If the technology of UFO propulsion, whether zero-point or antigravity, is kept out of the hands of mainstream scientists by fearful government secret-keepers, how will that technology be developed? What if scientists in Russia and China study extraterrestrial technology in their universities, and make the next quantum leap in antigravity propulsion systems? Will we lose what technical superiority we may still have? Or has the exploitation of extraterrestrial technology gone so far underground that not even the president knows about it?
This, Aykroyd suggests, is a dangerous game. We exist in a paradoxical situation, he tells the viewer. With the advent of the Hubble Space Telescope, the universe has been shown to be far greater than the ancients ever imagined. But while Hubble keeps finding a bigger universe, our perspective on creation gets more and more myopic.

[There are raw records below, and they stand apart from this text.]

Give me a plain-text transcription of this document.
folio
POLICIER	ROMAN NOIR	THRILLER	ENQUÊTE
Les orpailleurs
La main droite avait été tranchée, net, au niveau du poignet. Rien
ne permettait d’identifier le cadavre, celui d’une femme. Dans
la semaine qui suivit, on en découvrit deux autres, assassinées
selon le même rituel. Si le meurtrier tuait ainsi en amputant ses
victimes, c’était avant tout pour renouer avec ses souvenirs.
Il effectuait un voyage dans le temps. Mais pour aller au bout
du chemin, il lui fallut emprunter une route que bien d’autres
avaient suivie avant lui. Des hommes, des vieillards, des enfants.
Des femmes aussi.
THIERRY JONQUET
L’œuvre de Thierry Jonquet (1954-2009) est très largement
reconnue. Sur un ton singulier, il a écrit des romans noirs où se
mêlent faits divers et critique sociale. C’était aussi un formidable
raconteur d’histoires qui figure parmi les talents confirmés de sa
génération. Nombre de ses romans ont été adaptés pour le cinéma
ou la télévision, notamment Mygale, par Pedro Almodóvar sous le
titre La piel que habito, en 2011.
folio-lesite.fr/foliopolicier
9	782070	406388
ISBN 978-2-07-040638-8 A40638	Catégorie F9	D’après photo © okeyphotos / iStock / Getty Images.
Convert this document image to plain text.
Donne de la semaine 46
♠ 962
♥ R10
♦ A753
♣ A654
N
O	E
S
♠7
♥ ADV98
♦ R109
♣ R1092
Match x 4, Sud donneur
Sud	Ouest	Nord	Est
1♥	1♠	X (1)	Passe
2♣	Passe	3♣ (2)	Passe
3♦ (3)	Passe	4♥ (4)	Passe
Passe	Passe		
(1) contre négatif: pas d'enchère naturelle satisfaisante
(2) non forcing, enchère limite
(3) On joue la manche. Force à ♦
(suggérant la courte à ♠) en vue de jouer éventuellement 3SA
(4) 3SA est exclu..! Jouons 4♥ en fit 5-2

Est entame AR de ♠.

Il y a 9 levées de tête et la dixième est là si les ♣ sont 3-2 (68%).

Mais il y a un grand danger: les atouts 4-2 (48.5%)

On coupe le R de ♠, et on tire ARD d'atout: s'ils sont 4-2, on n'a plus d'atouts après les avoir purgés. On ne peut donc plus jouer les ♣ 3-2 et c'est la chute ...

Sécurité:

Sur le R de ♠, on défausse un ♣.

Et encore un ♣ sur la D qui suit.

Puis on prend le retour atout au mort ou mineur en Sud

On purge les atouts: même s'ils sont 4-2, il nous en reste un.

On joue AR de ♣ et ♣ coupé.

We are using up our planet’s natural resources at an alarming rate, and our own government is keeping the kinds of secrets that could not only stave off the inevitable depletion of resources, but also might even create new sources of energy. Although there may be many other inhabited worlds in the universe, Aykroyd says, we are the planet that produced works of genius and beauty from artists like Mozart, Beethoven, and Ray Charles.
And yet we suffer from being trapped here on this treasure of a planet, not knowing the answers to the most basic and ancient questions of human origin. The answers might be right in front of us, just waiting to be recognized.